If you are willing to listen, the new year will bring to the fore many of the wise voices helping us to navigate the AI space. There is no cramming this issue either, we must take the time to understand and consider what is happening.
Where to look?
Substack is a great place to explore sharp voices and different perspectives that may speak to you individually.
Consider subscribing to Apple News, or setting up a Google News alert for a particular subtopic that interests you, and start to see who is being quoted.
Linkedin increasingly also includes news and expert opinions to explore.
There are no answers, only ideas, and once you start to understand where your interest lies you can hook in to experts.
I’ll leave you with one of my favorite AI philosophers, Shannon Vallor, and her new book, The AI Mirror. Vallor reminds us that AI today is merely holding up a mirror to who we are, and who we have been. It also demands that we focus on our uniquely human qualities and skills.

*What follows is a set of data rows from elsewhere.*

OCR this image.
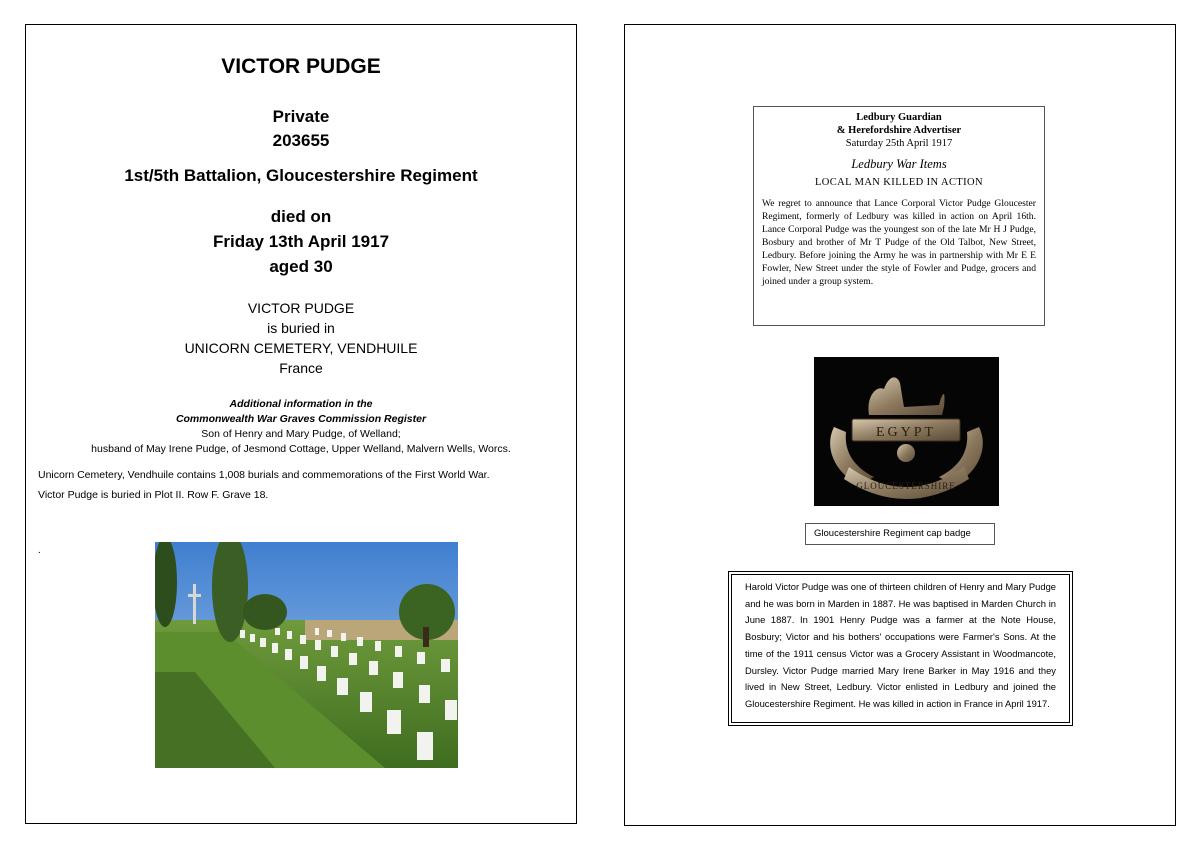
VICTOR PUDGE

Private
203655

1st/5th Battalion, Gloucestershire Regiment

died on
Friday 13th April 1917
aged 30
VICTOR PUDGE
is buried in
UNICORN CEMETERY, VENDHUILE
France
Additional information in the
Commonwealth War Graves Commission Register
Son of Henry and Mary Pudge, of Welland;
husband of May Irene Pudge, of Jesmond Cottage, Upper Welland, Malvern Wells, Worcs.

Unicorn Cemetery, Vendhuile contains 1,008 burials and commemorations of the First World War.

Victor Pudge is buried in Plot II. Row F. Grave 18.

.

Ledbury Guardian
& Herefordshire Advertiser
Saturday 25th April 1917

Ledbury War Items

LOCAL MAN KILLED IN ACTION

We regret to announce that Lance Corporal Victor Pudge Gloucester Regiment, formerly of Ledbury was killed in action on April 16th. Lance Corporal Pudge was the youngest son of the late Mr H J Pudge, Bosbury and brother of Mr T Pudge of the Old Talbot, New Street, Ledbury. Before joining the Army he was in partnership with Mr E E Fowler, New Street under the style of Fowler and Pudge, grocers and joined under a group system.

EGYPT
GLOUCESTERSHIRE
Gloucestershire Regiment cap badge
Harold Victor Pudge was one of thirteen children of Henry and Mary Pudge and he was born in Marden in 1887. He was baptised in Marden Church in June 1887. In 1901 Henry Pudge was a farmer at the Note House, Bosbury; Victor and his bothers' occupations were Farmer's Sons. At the time of the 1911 census Victor was a Grocery Assistant in Woodmancote, Dursley. Victor Pudge married Mary Irene Barker in May 1916 and they lived in New Street, Ledbury. Victor enlisted in Ledbury and joined the Gloucestershire Regiment. He was killed in action in France in April 1917.
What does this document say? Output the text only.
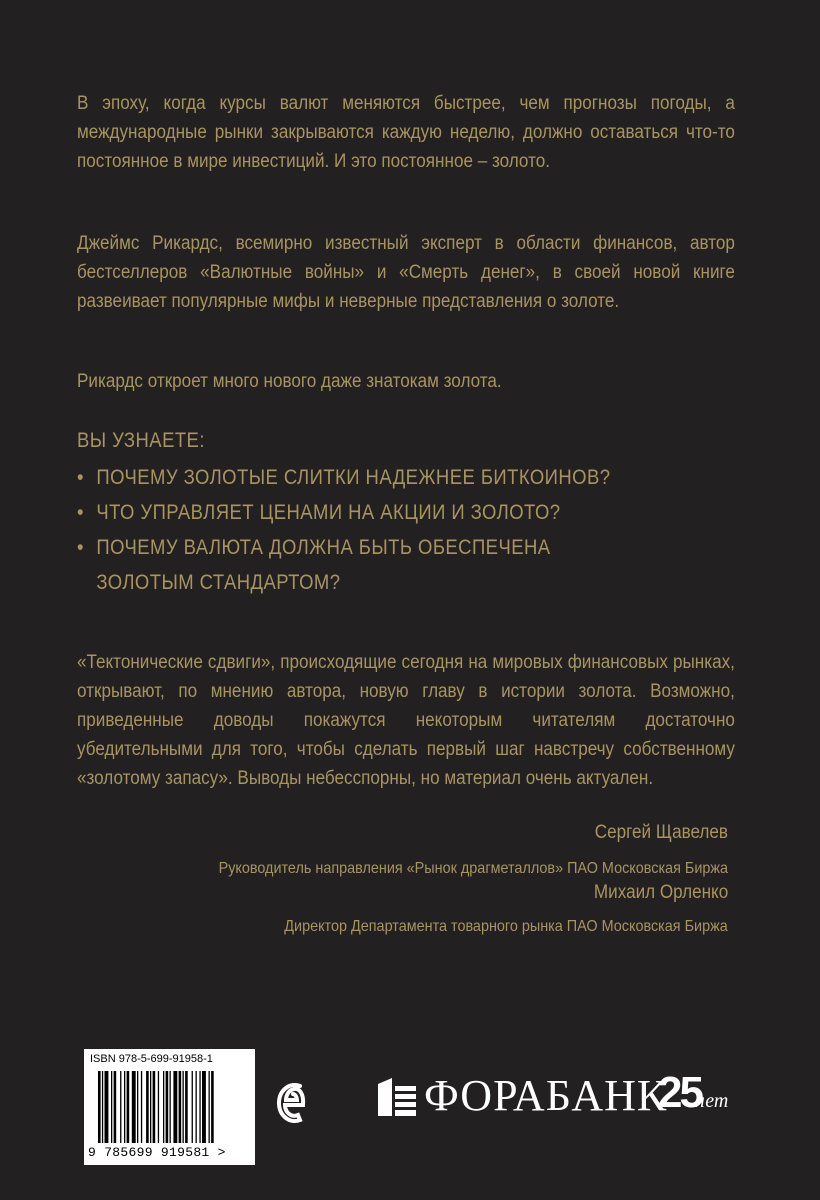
В эпоху, когда курсы валют меняются быстрее, чем прогнозы погоды, а международные рынки закрываются каждую неделю, должно оставаться что-то постоянное в мире инвестиций. И это постоянное – золото.

Джеймс Рикардс, всемирно известный эксперт в области финансов, автор бестселлеров «Валютные войны» и «Смерть денег», в своей новой книге развеивает популярные мифы и неверные представления о золоте.

Рикардс откроет много нового даже знатокам золота.

ВЫ УЗНАЕТЕ:
• ПОЧЕМУ ЗОЛОТЫЕ СЛИТКИ НАДЕЖНЕЕ БИТКОИНОВ?
• ЧТО УПРАВЛЯЕТ ЦЕНАМИ НА АКЦИИ И ЗОЛОТО?
• ПОЧЕМУ ВАЛЮТА ДОЛЖНА БЫТЬ ОБЕСПЕЧЕНА
ЗОЛОТЫМ СТАНДАРТОМ?

«Тектонические сдвиги», происходящие сегодня на мировых финансовых рынках, открывают, по мнению автора, новую главу в истории золота. Возможно, приведенные доводы покажутся некоторым читателям достаточно убедительными для того, чтобы сделать первый шаг навстречу собственному «золотому запасу». Выводы небесспорны, но материал очень актуален.

Сергей Щавелев
Руководитель направления «Рынок драгметаллов» ПАО Московская Биржа
Михаил Орленко
Директор Департамента товарного рынка ПАО Московская Биржа
ISBN 978-5-699-91958-1
9 785699 919581 >
ФОРАБАНК
25
лет
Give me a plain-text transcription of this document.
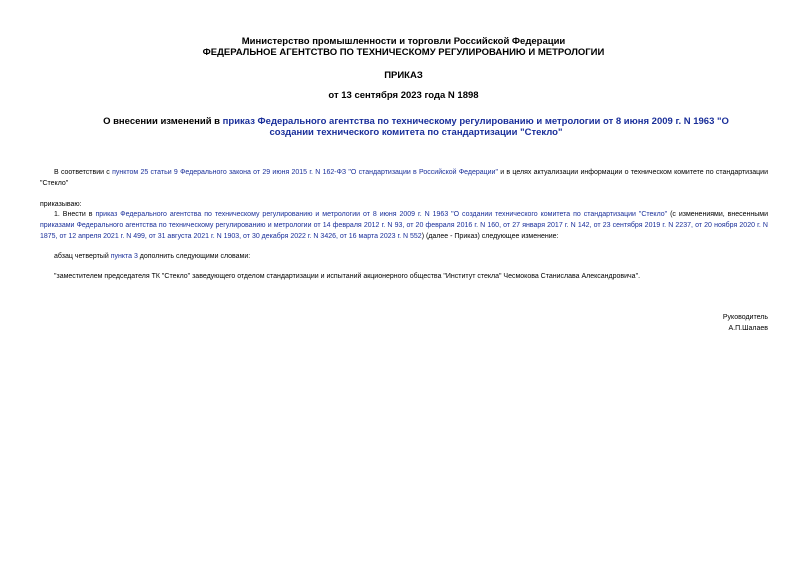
Министерство промышленности и торговли Российской Федерации
ФЕДЕРАЛЬНОЕ АГЕНТСТВО ПО ТЕХНИЧЕСКОМУ РЕГУЛИРОВАНИЮ И МЕТРОЛОГИИ
ПРИКАЗ
от 13 сентября 2023 года N 1898
О внесении изменений в приказ Федерального агентства по техническому регулированию и метрологии от 8 июня 2009 г. N 1963 "О создании технического комитета по стандартизации "Стекло"
В соответствии с пунктом 25 статьи 9 Федерального закона от 29 июня 2015 г. N 162-ФЗ "О стандартизации в Российской Федерации" и в целях актуализации информации о техническом комитете по стандартизации "Стекло"
приказываю:
1. Внести в приказ Федерального агентства по техническому регулированию и метрологии от 8 июня 2009 г. N 1963 "О создании технического комитета по стандартизации "Стекло" (с изменениями, внесенными приказами Федерального агентства по техническому регулированию и метрологии от 14 февраля 2012 г. N 93, от 20 февраля 2016 г. N 160, от 27 января 2017 г. N 142, от 23 сентября 2019 г. N 2237, от 20 ноября 2020 г. N 1875, от 12 апреля 2021 г. N 499, от 31 августа 2021 г. N 1903, от 30 декабря 2022 г. N 3426, от 16 марта 2023 г. N 552) (далее - Приказ) следующее изменение:
абзац четвертый пункта 3 дополнить следующими словами:
"заместителем председателя ТК "Стекло" заведующего отделом стандартизации и испытаний акционерного общества "Институт стекла" Чесмокова Станислава Александровича".
Руководитель
А.П.Шалаев
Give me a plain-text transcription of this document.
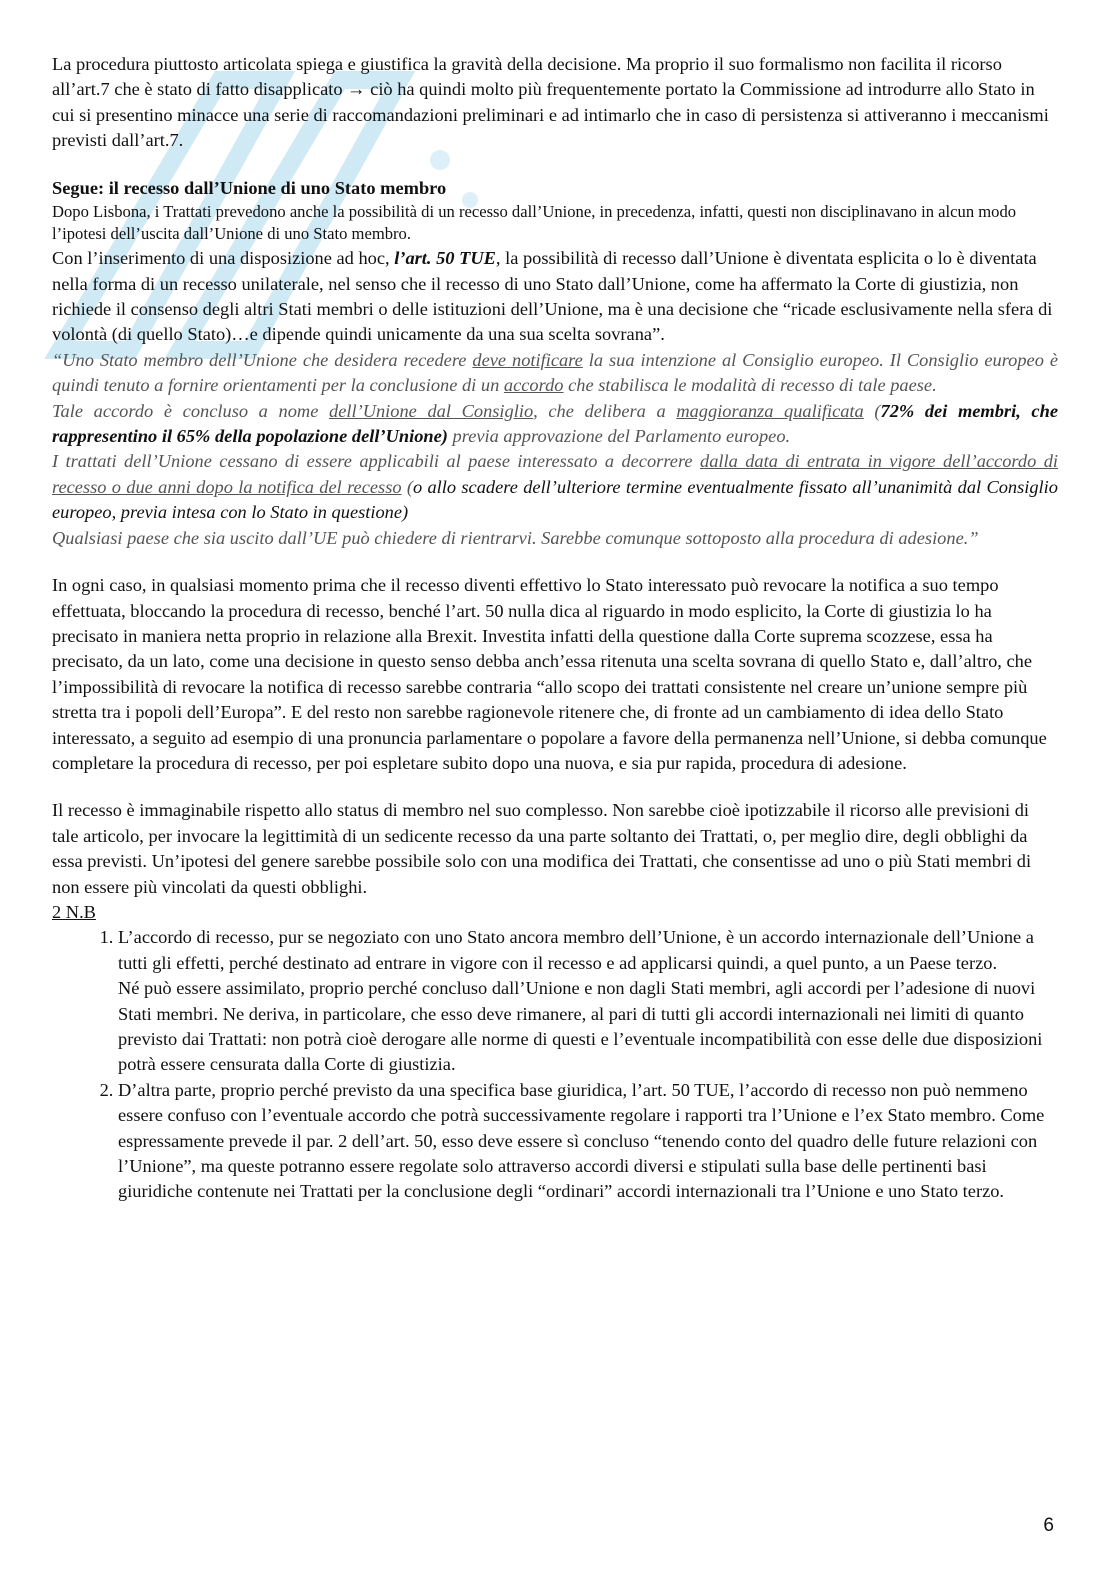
La procedura piuttosto articolata spiega e giustifica la gravità della decisione. Ma proprio il suo formalismo non facilita il ricorso all’art.7 che è stato di fatto disapplicato → ciò ha quindi molto più frequentemente portato la Commissione ad introdurre allo Stato in cui si presentino minacce una serie di raccomandazioni preliminari e ad intimarlo che in caso di persistenza si attiveranno i meccanismi previsti dall’art.7.

Segue: il recesso dall’Unione di uno Stato membro

Dopo Lisbona, i Trattati prevedono anche la possibilità di un recesso dall’Unione, in precedenza, infatti, questi non disciplinavano in alcun modo l’ipotesi dell’uscita dall’Unione di uno Stato membro.

Con l’inserimento di una disposizione ad hoc, l’art. 50 TUE, la possibilità di recesso dall’Unione è diventata esplicita o lo è diventata nella forma di un recesso unilaterale, nel senso che il recesso di uno Stato dall’Unione, come ha affermato la Corte di giustizia, non richiede il consenso degli altri Stati membri o delle istituzioni dell’Unione, ma è una decisione che “ricade esclusivamente nella sfera di volontà (di quello Stato)…e dipende quindi unicamente da una sua scelta sovrana”.

“Uno Stato membro dell’Unione che desidera recedere deve notificare la sua intenzione al Consiglio europeo. Il Consiglio europeo è quindi tenuto a fornire orientamenti per la conclusione di un accordo che stabilisca le modalità di recesso di tale paese.

Tale accordo è concluso a nome dell’Unione dal Consiglio, che delibera a maggioranza qualificata (72% dei membri, che rappresentino il 65% della popolazione dell’Unione) previa approvazione del Parlamento europeo.

I trattati dell’Unione cessano di essere applicabili al paese interessato a decorrere dalla data di entrata in vigore dell’accordo di recesso o due anni dopo la notifica del recesso (o allo scadere dell’ulteriore termine eventualmente fissato all’unanimità dal Consiglio europeo, previa intesa con lo Stato in questione)

Qualsiasi paese che sia uscito dall’UE può chiedere di rientrarvi. Sarebbe comunque sottoposto alla procedura di adesione.”

In ogni caso, in qualsiasi momento prima che il recesso diventi effettivo lo Stato interessato può revocare la notifica a suo tempo effettuata, bloccando la procedura di recesso, benché l’art. 50 nulla dica al riguardo in modo esplicito, la Corte di giustizia lo ha precisato in maniera netta proprio in relazione alla Brexit. Investita infatti della questione dalla Corte suprema scozzese, essa ha precisato, da un lato, come una decisione in questo senso debba anch’essa ritenuta una scelta sovrana di quello Stato e, dall’altro, che l’impossibilità di revocare la notifica di recesso sarebbe contraria “allo scopo dei trattati consistente nel creare un’unione sempre più stretta tra i popoli dell’Europa”. E del resto non sarebbe ragionevole ritenere che, di fronte ad un cambiamento di idea dello Stato interessato, a seguito ad esempio di una pronuncia parlamentare o popolare a favore della permanenza nell’Unione, si debba comunque completare la procedura di recesso, per poi espletare subito dopo una nuova, e sia pur rapida, procedura di adesione.

Il recesso è immaginabile rispetto allo status di membro nel suo complesso. Non sarebbe cioè ipotizzabile il ricorso alle previsioni di tale articolo, per invocare la legittimità di un sedicente recesso da una parte soltanto dei Trattati, o, per meglio dire, degli obblighi da essa previsti. Un’ipotesi del genere sarebbe possibile solo con una modifica dei Trattati, che consentisse ad uno o più Stati membri di non essere più vincolati da questi obblighi.

2 N.B

1. L’accordo di recesso, pur se negoziato con uno Stato ancora membro dell’Unione, è un accordo internazionale dell’Unione a tutti gli effetti, perché destinato ad entrare in vigore con il recesso e ad applicarsi quindi, a quel punto, a un Paese terzo.
Né può essere assimilato, proprio perché concluso dall’Unione e non dagli Stati membri, agli accordi per l’adesione di nuovi Stati membri. Ne deriva, in particolare, che esso deve rimanere, al pari di tutti gli accordi internazionali nei limiti di quanto previsto dai Trattati: non potrà cioè derogare alle norme di questi e l’eventuale incompatibilità con esse delle due disposizioni potrà essere censurata dalla Corte di giustizia.
2. D’altra parte, proprio perché previsto da una specifica base giuridica, l’art. 50 TUE, l’accordo di recesso non può nemmeno essere confuso con l’eventuale accordo che potrà successivamente regolare i rapporti tra l’Unione e l’ex Stato membro. Come espressamente prevede il par. 2 dell’art. 50, esso deve essere sì concluso “tenendo conto del quadro delle future relazioni con l’Unione”, ma queste potranno essere regolate solo attraverso accordi diversi e stipulati sulla base delle pertinenti basi giuridiche contenute nei Trattati per la conclusione degli “ordinari” accordi internazionali tra l’Unione e uno Stato terzo.
6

From a profile on Professor Vallor:
“As we discover what AI can do, we’ll need to focus on leveraging uniquely human traits, too, like context-driven reasoning and moral judgment, and on cultivating our distinctly human capacities. You know, like contemplating a giant bean sculpture and coming up with a powerful metaphor for AI. “We don’t need to ‘defeat’ AI,” she says. “We need to not defeat ourselves.” -Fast Company
I look forward to sharing many more ideas in the months ahead. Happy New Year!